Dear Reader,

In October 2009, one asset appreciated in value by 681,718%…

And it happened in an instant.

The asset in question wasn’t a stock or even a cryptocurrency. It was a painting. This painting, to be specific.

Source: Wikimedia Commons

Previously known as Young Girl in Profile in Renaissance Dress, the painting was sold at an auction in 2007 for $22,000. But the owner of the piece felt that the artwork had been misattributed. So, he sought a second opinion.

Art professionals reviewed the work and concluded that the owner was correct. The real creator, they deduced, was none other than Leonardo da Vinci. The value of La Bella Principessa, as it became known, was marked up to around $150 million.

It was a dramatic turn of events. And it goes to show that proving a piece’s origin can mean the difference of hundreds of millions of dollars.

Proving the work to be authentic might be the hardest part. Even today, the authenticity of La Bella Principessa is hotly contested.

Art experts devote an entire career to a specific artist or time period. This makes the world of professional art authentication a very small and exclusive club.

Researchers from the University of Bradford and the University of Nottingham are hoping new AI-powered models can unlock the real truth behind a painting’s origins.

Experts vs. AI

In 1981, art collector George Lester Winward bought the de Brécy Tondo. Like the painting above, for the past 40 years, experts have largely agreed that the painting is a Victorian-era copy of the Sistine Madonna by Raphael.

The de Brécy Tondo alongside Raphael’s 16th-century masterpiece, the Sistine Madonna

Source: The University of Nottingham

The similarities are striking. But skilled con-artists go to incredible lengths to replicate classic works.

For instance, notorious forger Wolfgang Beltracchi teamed up with his wife to forge over 50 artists. He was successful for a time… making an estimated $100 million from fraudulent art.

He was only caught because of a slip-up. He unknowingly used a paint that contained titanium oxide, a compound that wasn’t available until relatively recently.

Art experts have relied on chemical analysis to sniff out frauds like Beltracchi. But advancements in AI are adding an extra tool for uncovering fakes and replicas.

What’s notable about the de Brécy Tondo is that it’s the first example of an AI asserting that a replica is the real thing.

Using facial recognition technology, researchers determined that the face of the Virgin Mary has a 97% similarity to the authentic Sistine Madonna work. The face of the baby Jesus has an 86% probability of being from the same artist.

The study, scheduled to be published later this year, considers a rating above 75% to be identical. The AI model measures more than just similarities seen with the naked eye.
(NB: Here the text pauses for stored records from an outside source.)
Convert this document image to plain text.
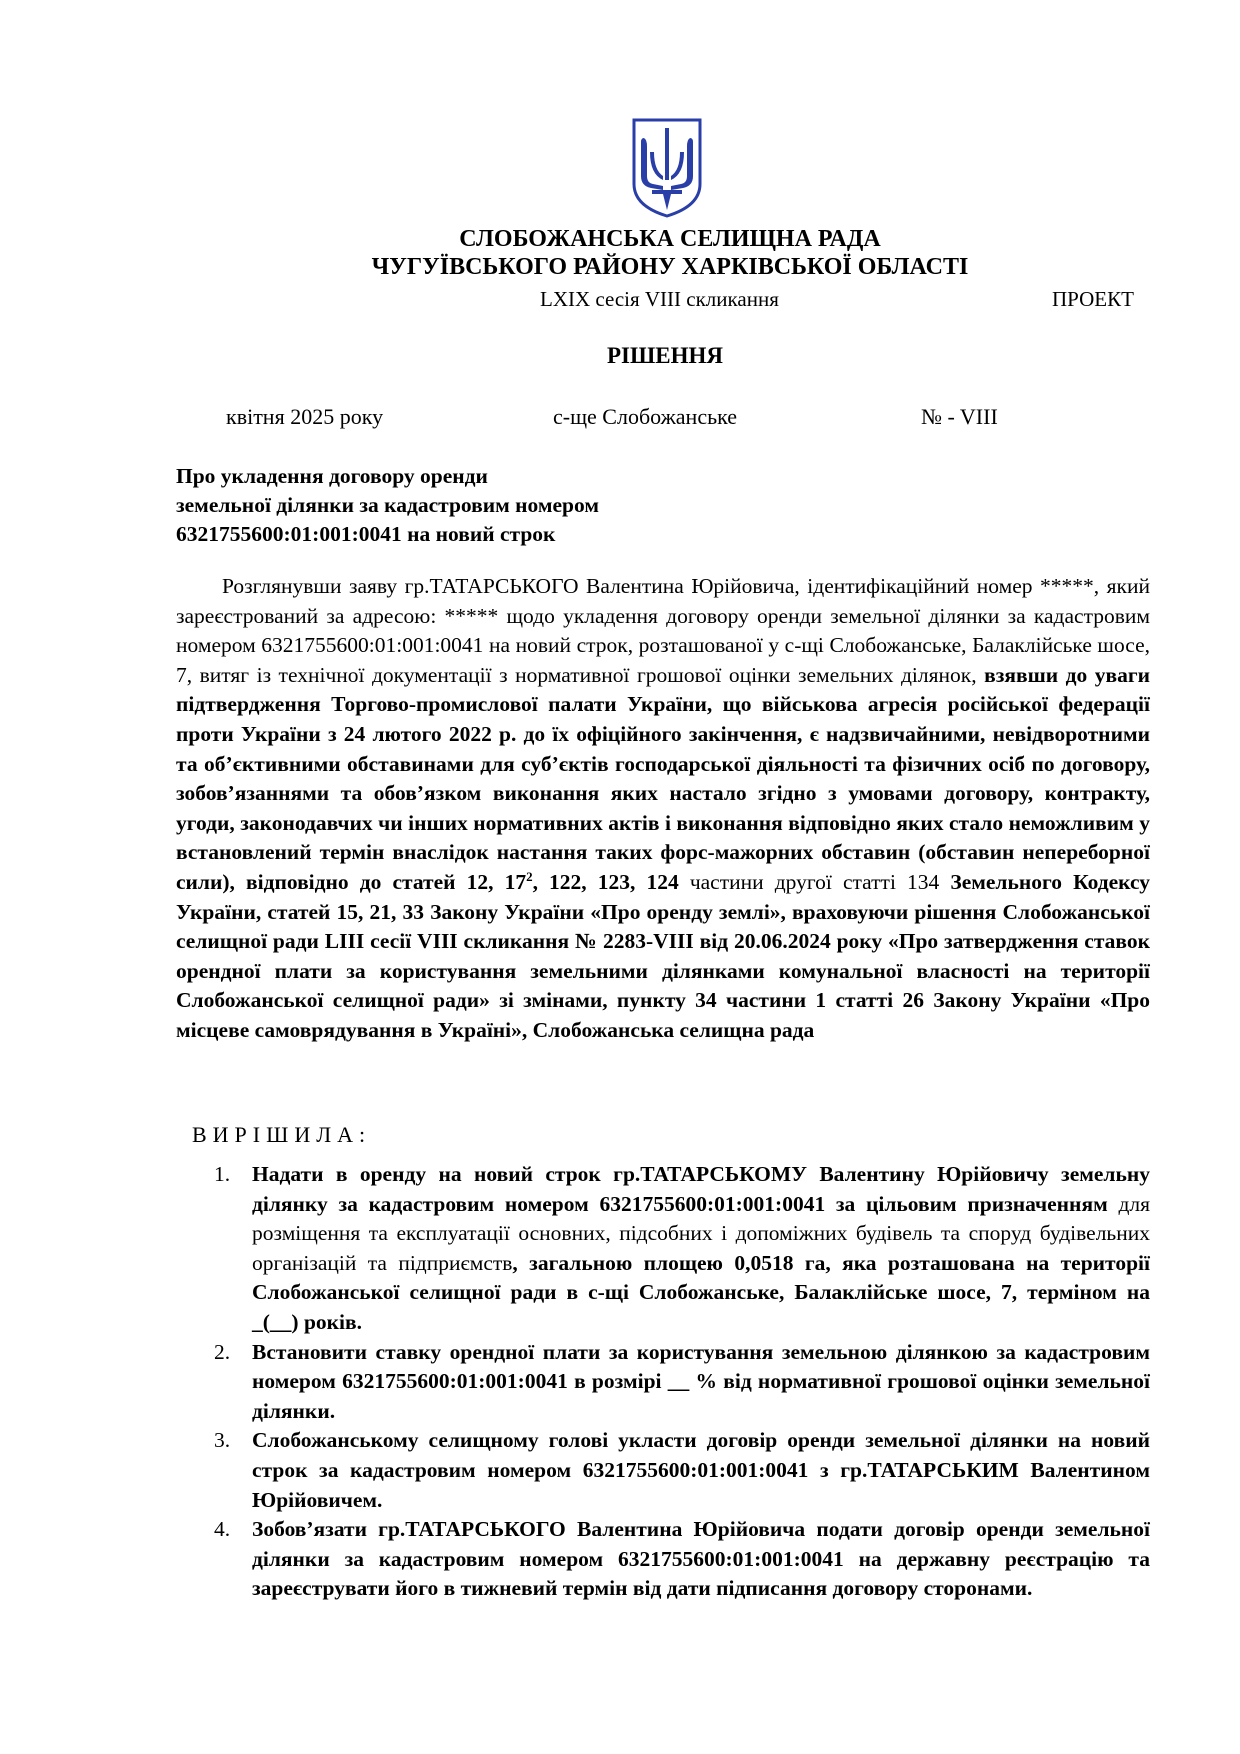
СЛОБОЖАНСЬКА СЕЛИЩНА РАДА
ЧУГУЇВСЬКОГО РАЙОНУ ХАРКІВСЬКОЇ ОБЛАСТІ
LXIX сесія VIII скликання	ПРОЕКТ
РІШЕННЯ
квітня 2025 року	с-ще Слобожанське	№ - VIII
Про укладення договору оренди
земельної ділянки за кадастровим номером
6321755600:01:001:0041 на новий строк
Розглянувши заяву гр.ТАТАРСЬКОГО Валентина Юрійовича, ідентифікаційний номер *****, який зареєстрований за адресою: ***** щодо укладення договору оренди земельної ділянки за кадастровим номером 6321755600:01:001:0041 на новий строк, розташованої у с-щі Слобожанське, Балаклійське шосе, 7, витяг із технічної документації з нормативної грошової оцінки земельних ділянок, взявши до уваги підтвердження Торгово-промислової палати України, що військова агресія російської федерації проти України з 24 лютого 2022 р. до їх офіційного закінчення, є надзвичайними, невідворотними та об’єктивними обставинами для суб’єктів господарської діяльності та фізичних осіб по договору, зобов’язаннями та обов’язком виконання яких настало згідно з умовами договору, контракту, угоди, законодавчих чи інших нормативних актів і виконання відповідно яких стало неможливим у встановлений термін внаслідок настання таких форс-мажорних обставин (обставин непереборної сили), відповідно до статей 12, $17^2$, 122, 123, 124 частини другої статті 134 Земельного Кодексу України, статей 15, 21, 33 Закону України «Про оренду землі», враховуючи рішення Слобожанської селищної ради LIII сесії VIII скликання № 2283-VIII від 20.06.2024 року «Про затвердження ставок орендної плати за користування земельними ділянками комунальної власності на території Слобожанської селищної ради» зі змінами, пункту 34 частини 1 статті 26 Закону України «Про місцеве самоврядування в Україні», Слобожанська селищна рада
ВИРІШИЛА:
1. Надати в оренду на новий строк гр.ТАТАРСЬКОМУ Валентину Юрійовичу земельну ділянку за кадастровим номером 6321755600:01:001:0041 за цільовим призначенням для розміщення та експлуатації основних, підсобних і допоміжних будівель та споруд будівельних організацій та підприємств, загальною площею 0,0518 га, яка розташована на території Слобожанської селищної ради в с-щі Слобожанське, Балаклійське шосе, 7, терміном на _(__) років.
2. Встановити ставку орендної плати за користування земельною ділянкою за кадастровим номером 6321755600:01:001:0041 в розмірі __ % від нормативної грошової оцінки земельної ділянки.
3. Слобожанському селищному голові укласти договір оренди земельної ділянки на новий строк за кадастровим номером 6321755600:01:001:0041 з гр.ТАТАРСЬКИМ Валентином Юрійовичем.
4. Зобов’язати гр.ТАТАРСЬКОГО Валентина Юрійовича подати договір оренди земельної ділянки за кадастровим номером 6321755600:01:001:0041 на державну реєстрацію та зареєструвати його в тижневий термін від дати підписання договору сторонами.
It analyzes the brush strokes and patterns that are consistent throughout an artist’s work.

An art expert is limited to what they can take in… going back and forth between the two paintings as their own biases blur the lines between objective and subjective analysis.

AI doesn’t have the same failings. It can digest the totality of both images and overlay the similarities and differences at varying scales.

I don’t know if the AI is right about the de Brécy Tondo’s origins. But I think the bigger question here is far more interesting.

Who Do You Trust?

We’re quickly entering a world where artificial intelligence is “smarter” than any human expert. The question is, will we recognize its genius or dismiss it as faulty code?

We’ve just seen how artificial intelligence has the potential to disrupt the fine art market, even “disagreeing” with a host of human experts. But we can see how this could easily apply to other areas.

In the years ahead, would you trust artificial intelligence to diagnose you at the doctor’s office? Or perhaps we’ll rely on AI to tell us what news is real or fake. Would you feel comfortable letting an AI set the rate of a new loan? Or assess the value of an insurance claim?

And more importantly, what happens when the AI disagrees with the “experts” in these given fields? Who do you trust?

It may offer new ideas that challenge long-standing theories of biology, physics, and chemistry. And it may propose radically new concepts that at face value may seem foolish… but could be wise beyond our comprehension.

Once again, I share this story to make the point that AI is more than just an investment trend. It has the potential to radically reorganize society and upend some long-held beliefs. It could be a very uncomfortable period for some people…

The question for us is, do we fight against it or embrace it?